More Adventures in Technology
Last week, our tech-savvy grandkids from Indiana were visiting and trying to play Minecraft on their iPads. Despite connecting them to our Internet, they claimed their game was “glitchy.” The seven-year-old even cried because he lost his skins. After examining him for wounds, I came to understand this had something to do with his Minecraft characters, not bodily injury. Later, we watched The Karate Kid on Netflix, which took an extra half-hour because the movie kept stopping and buffering during the crucial karate tournament scenes. Yep, it was time to reach out to our Internet provider once again because Houston, we had a problem.

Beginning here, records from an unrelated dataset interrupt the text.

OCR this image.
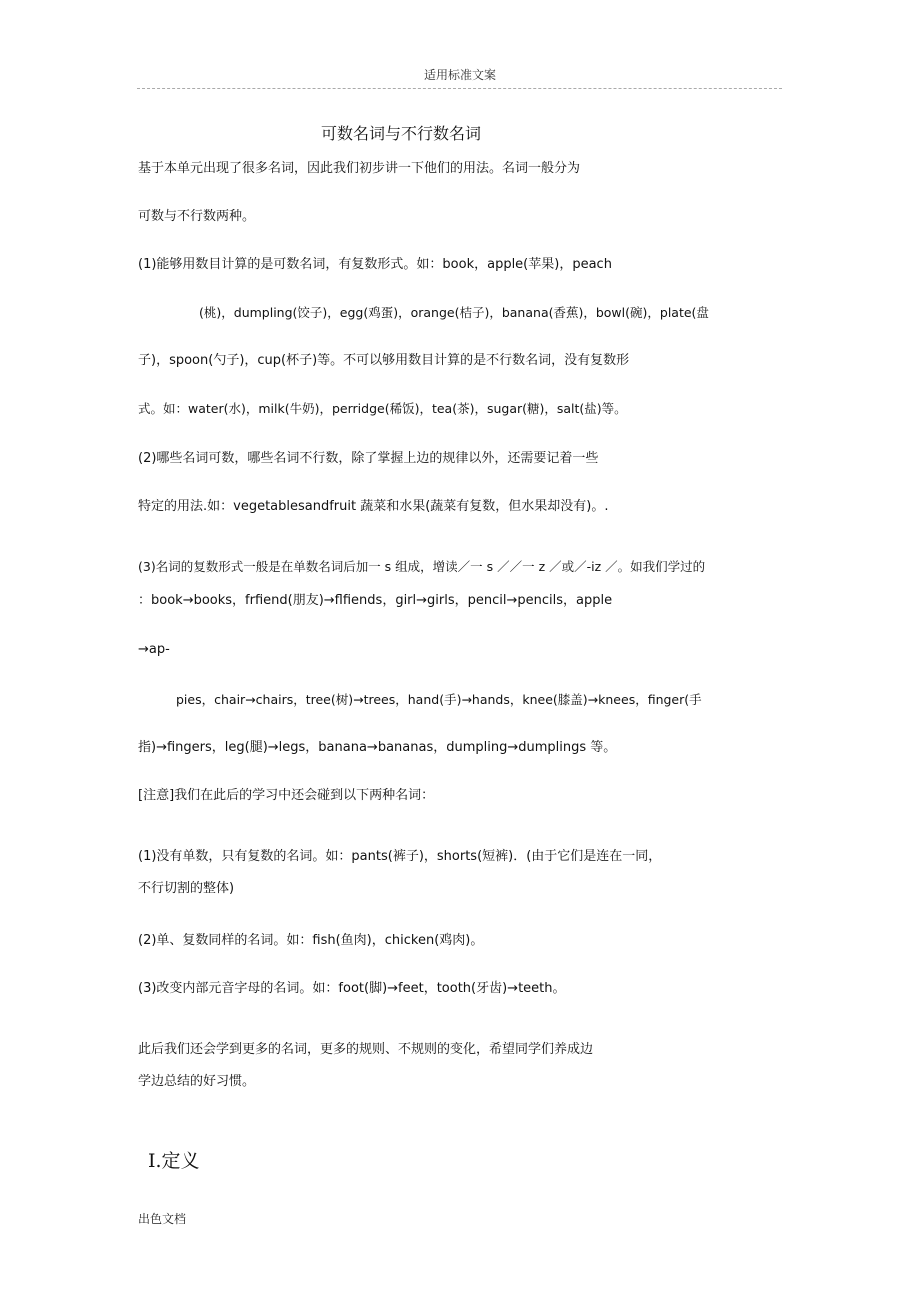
适用标准文案
可数名词与不行数名词
基于本单元出现了很多名词，因此我们初步讲一下他们的用法。名词一般分为
可数与不行数两种。
(1)能够用数目计算的是可数名词，有复数形式。如：book，apple(苹果)，peach
(桃)，dumpling(饺子)，egg(鸡蛋)，orange(桔子)，banana(香蕉)，bowl(碗)，plate(盘
子)，spoon(勺子)，cup(杯子)等。不可以够用数目计算的是不行数名词，没有复数形
式。如：water(水)，milk(牛奶)，perridge(稀饭)，tea(茶)，sugar(糖)，salt(盐)等。
(2)哪些名词可数，哪些名词不行数，除了掌握上边的规律以外，还需要记着一些
特定的用法.如：vegetablesandfruit 蔬菜和水果(蔬菜有复数，但水果却没有)。.
(3)名词的复数形式一般是在单数名词后加一 s 组成，增读／一 s ／／一 z ／或／-iz ／。如我们学过的
：book→books，frfiend(朋友)→flfiends，girl→girls，pencil→pencils，apple
→ap-
pies，chair→chairs，tree(树)→trees，hand(手)→hands，knee(膝盖)→knees，finger(手
指)→fingers，leg(腿)→legs，banana→bananas，dumpling→dumplings 等。
[注意]我们在此后的学习中还会碰到以下两种名词：
(1)没有单数，只有复数的名词。如：pants(裤子)，shorts(短裤)．(由于它们是连在一同，
不行切割的整体)
(2)单、复数同样的名词。如：fish(鱼肉)，chicken(鸡肉)。
(3)改变内部元音字母的名词。如：foot(脚)→feet，tooth(牙齿)→teeth。
此后我们还会学到更多的名词，更多的规则、不规则的变化，希望同学们养成边
学边总结的好习惯。
Ⅰ.定义
出色文档
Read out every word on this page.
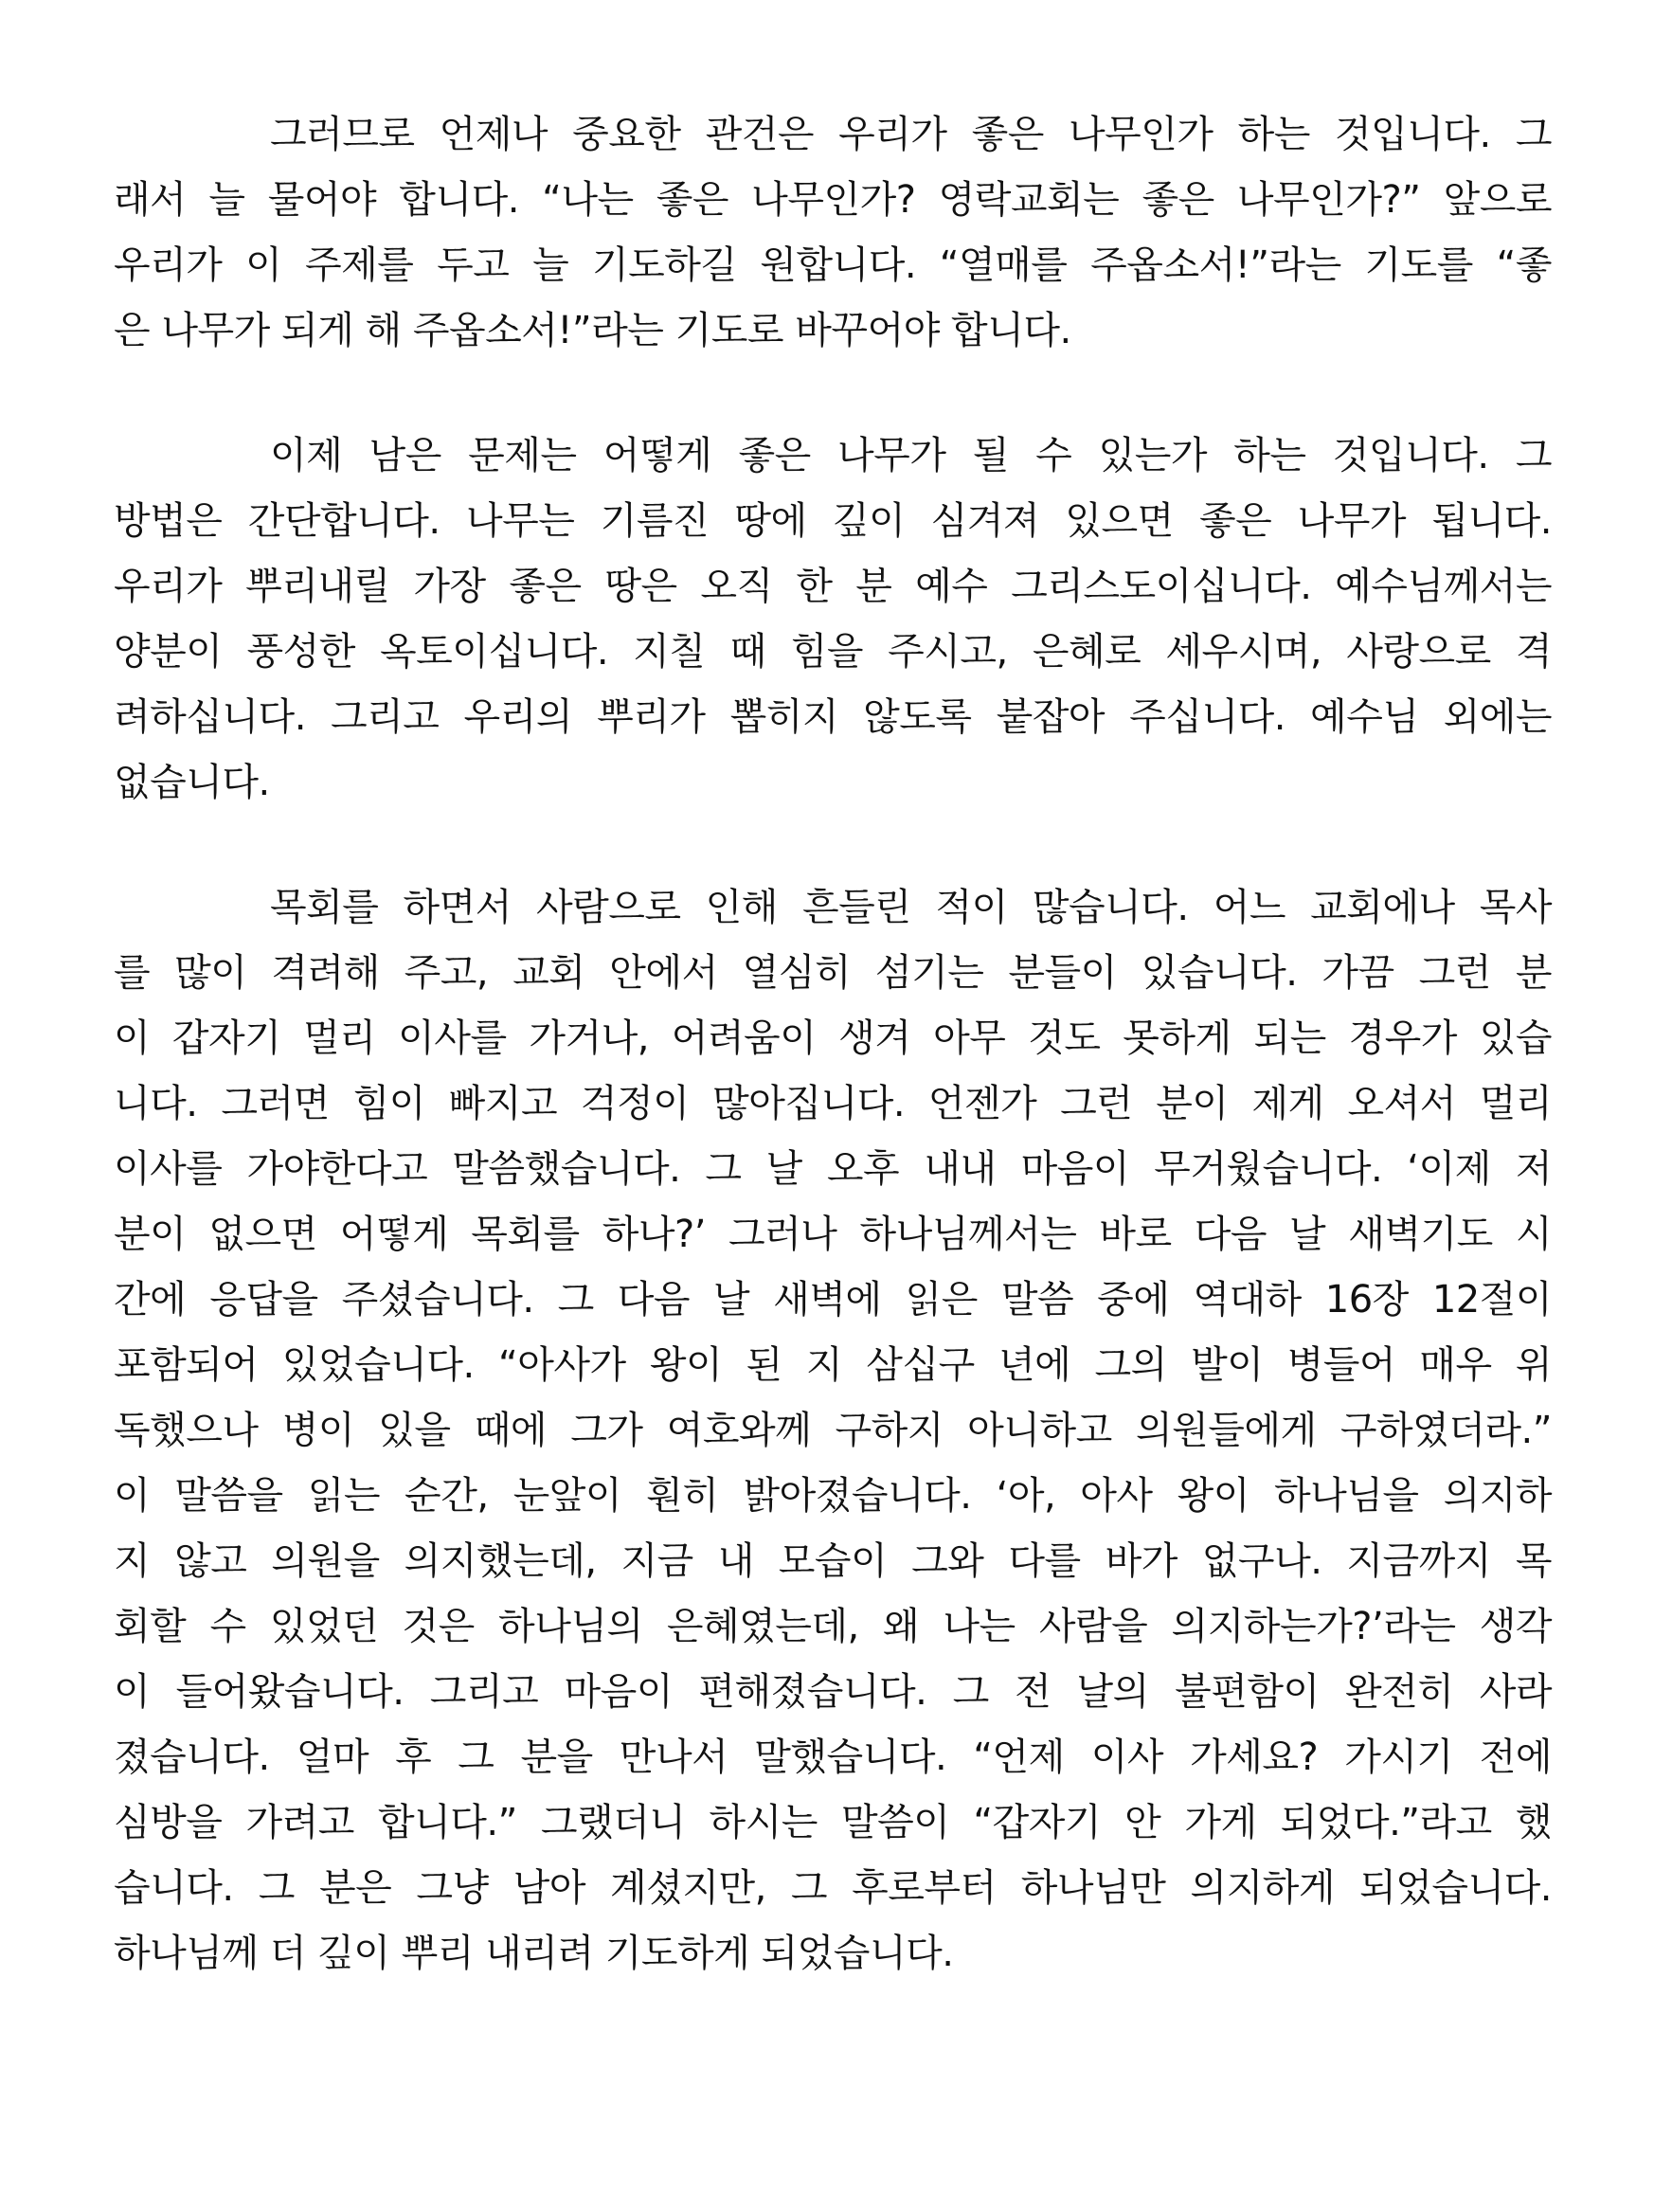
그러므로 언제나 중요한 관건은 우리가 좋은 나무인가 하는 것입니다. 그
래서 늘 물어야 합니다. “나는 좋은 나무인가? 영락교회는 좋은 나무인가?” 앞으로
우리가 이 주제를 두고 늘 기도하길 원합니다. “열매를 주옵소서!”라는 기도를 “좋
은 나무가 되게 해 주옵소서!”라는 기도로 바꾸어야 합니다.
이제 남은 문제는 어떻게 좋은 나무가 될 수 있는가 하는 것입니다. 그
방법은 간단합니다. 나무는 기름진 땅에 깊이 심겨져 있으면 좋은 나무가 됩니다.
우리가 뿌리내릴 가장 좋은 땅은 오직 한 분 예수 그리스도이십니다. 예수님께서는
양분이 풍성한 옥토이십니다. 지칠 때 힘을 주시고, 은혜로 세우시며, 사랑으로 격
려하십니다. 그리고 우리의 뿌리가 뽑히지 않도록 붙잡아 주십니다. 예수님 외에는
없습니다.
목회를 하면서 사람으로 인해 흔들린 적이 많습니다. 어느 교회에나 목사
를 많이 격려해 주고, 교회 안에서 열심히 섬기는 분들이 있습니다. 가끔 그런 분
이 갑자기 멀리 이사를 가거나, 어려움이 생겨 아무 것도 못하게 되는 경우가 있습
니다. 그러면 힘이 빠지고 걱정이 많아집니다. 언젠가 그런 분이 제게 오셔서 멀리
이사를 가야한다고 말씀했습니다. 그 날 오후 내내 마음이 무거웠습니다. ‘이제 저
분이 없으면 어떻게 목회를 하나?’ 그러나 하나님께서는 바로 다음 날 새벽기도 시
간에 응답을 주셨습니다. 그 다음 날 새벽에 읽은 말씀 중에 역대하 16장 12절이
포함되어 있었습니다. “아사가 왕이 된 지 삼십구 년에 그의 발이 병들어 매우 위
독했으나 병이 있을 때에 그가 여호와께 구하지 아니하고 의원들에게 구하였더라.”
이 말씀을 읽는 순간, 눈앞이 훤히 밝아졌습니다. ‘아, 아사 왕이 하나님을 의지하
지 않고 의원을 의지했는데, 지금 내 모습이 그와 다를 바가 없구나. 지금까지 목
회할 수 있었던 것은 하나님의 은혜였는데, 왜 나는 사람을 의지하는가?’라는 생각
이 들어왔습니다. 그리고 마음이 편해졌습니다. 그 전 날의 불편함이 완전히 사라
졌습니다. 얼마 후 그 분을 만나서 말했습니다. “언제 이사 가세요? 가시기 전에
심방을 가려고 합니다.” 그랬더니 하시는 말씀이 “갑자기 안 가게 되었다.”라고 했
습니다. 그 분은 그냥 남아 계셨지만, 그 후로부터 하나님만 의지하게 되었습니다.
하나님께 더 깊이 뿌리 내리려 기도하게 되었습니다.
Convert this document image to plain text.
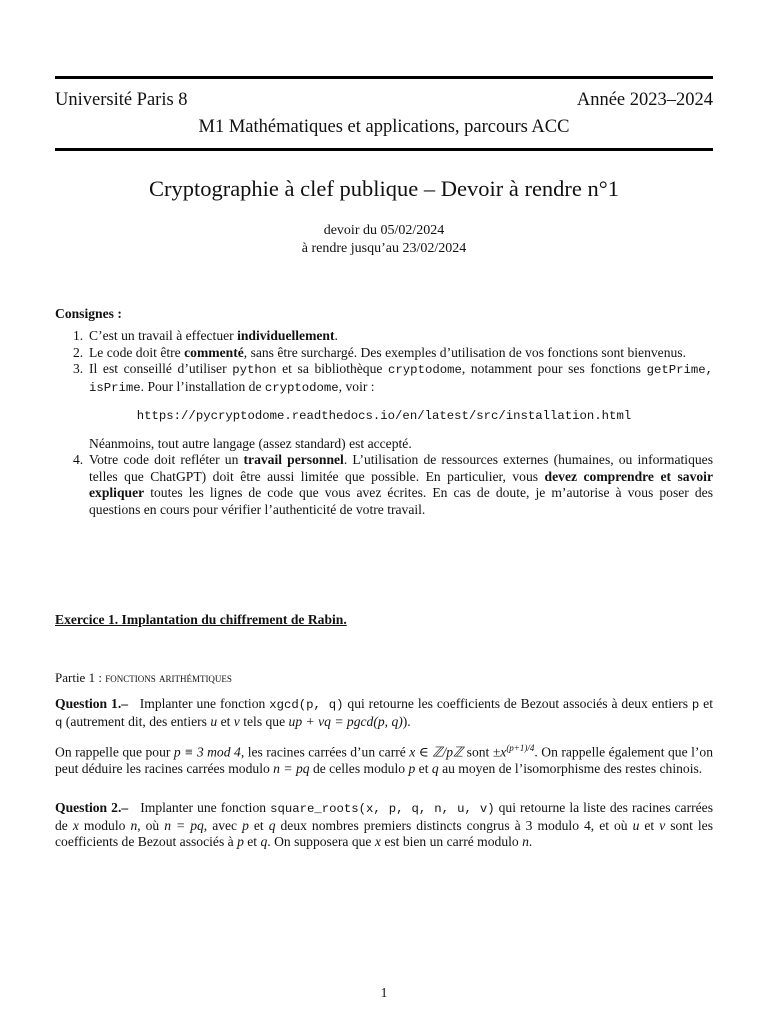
Université Paris 8	Année 2023–2024
M1 Mathématiques et applications, parcours ACC
Cryptographie à clef publique – Devoir à rendre n°1
devoir du 05/02/2024
à rendre jusqu’au 23/02/2024
Consignes :
1. C’est un travail à effectuer individuellement.
2. Le code doit être commenté, sans être surchargé. Des exemples d’utilisation de vos fonctions sont bienvenus.
3. Il est conseillé d’utiliser python et sa bibliothèque cryptodome, notamment pour ses fonctions getPrime, isPrime. Pour l’installation de cryptodome, voir :
https://pycryptodome.readthedocs.io/en/latest/src/installation.html
Néanmoins, tout autre langage (assez standard) est accepté.
4. Votre code doit refléter un travail personnel. L’utilisation de ressources externes (humaines, ou informatiques telles que ChatGPT) doit être aussi limitée que possible. En particulier, vous devez comprendre et savoir expliquer toutes les lignes de code que vous avez écrites. En cas de doute, je m’autorise à vous poser des questions en cours pour vérifier l’authenticité de votre travail.
Exercice 1. Implantation du chiffrement de Rabin.
Partie 1 : fonctions arithémtiques
Question 1.– Implanter une fonction xgcd(p, q) qui retourne les coefficients de Bezout associés à deux entiers p et q (autrement dit, des entiers u et v tels que up + vq = pgcd(p, q)).
On rappelle que pour p ≡ 3 mod 4, les racines carrées d’un carré x ∈ ℤ/pℤ sont $\pm x^{(p+1)/4}$. On rappelle également que l’on peut déduire les racines carrées modulo n = pq de celles modulo p et q au moyen de l’isomorphisme des restes chinois.
Question 2.– Implanter une fonction square_roots(x, p, q, n, u, v) qui retourne la liste des racines carrées de x modulo n, où n = pq, avec p et q deux nombres premiers distincts congrus à 3 modulo 4, et où u et v sont les coefficients de Bezout associés à p et q. On supposera que x est bien un carré modulo n.
1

My husband and I have had a running battle with Comcast/Xfinity over the past year. We pay big bucks, mostly due to our fear of cutting the cable, but we do not feel like the “valued customers” they claim we are when we need help. Our Internet has been intermittently running slowly for some time and we have been told to do the following:
- Reboot your modem (over and over and over)
- Get a new modem
- Get a new computer
- Try a signal extender
- Do periodic speed tests to verify we have a problem (we do)
- Get higher level tech support
- Sign up for a different plan
- Schedule a service call
We have dutifully done all of the above, but nevertheless our problem persisted. After yesterday’s service call, we finally have some answers, thanks to the technician who actually showed up, knew what he was doing, took the time to fix some of our problems, and explained what we could do to improve our connection to that all-important Internet signal. As a side benefit, he solved the Roku buffering issue (you know, that circle of doom that stops what you are watching on Netflix or Amazon Prime) by explaining that we didn’t need Roku at all because our not-that-new televisions were actually smart and could connect directly through cable. Who knew?
This latest adventure in technology taught me two important lessons. First, in dealing with a huge company like Comcast, take all advice (if you can even access a human being) with a large grain of salt. I’ve learned that, to get to a human, I had to tell the computerized voice that I wanted a new plan or that I wanted the retention department. The first human I encountered would read from a script, make me reset my modem (again) and eventually send me up the chain to a higher-up technician. This time, after wasting another half-hour, the level-two person agreed that I need service. Then, instead of calling me back (as promised) to schedule a service call, Comcast texted me a date and time. Of course, it was a time I couldn’t be home. After trying several links, I was able to change the time, but I had no assurance that the person would actually show up. The last time they scheduled a service call for me, I was home during my two-hour window, but no one came. Luckily, this time my knight in shining armor arrived.
The second lesson was that, no matter how much I think I understand all of the technology in my home, I am pretty ignorant. I read somewhere that with every device — phones, tablets, televisions, computers, etc. — people only know how to use a small percentage of the device’s potential. Most, like me, are self-taught. I hate to admit it, but all of technology in my home is far smarter than I. For my grandkids, who are growing up with technology as part of their everyday lives, a lot of what I struggle to understand is intuitive.
I will never be able to understand Minecraft, nor do I want to, but I do wish I were smarter than my TV.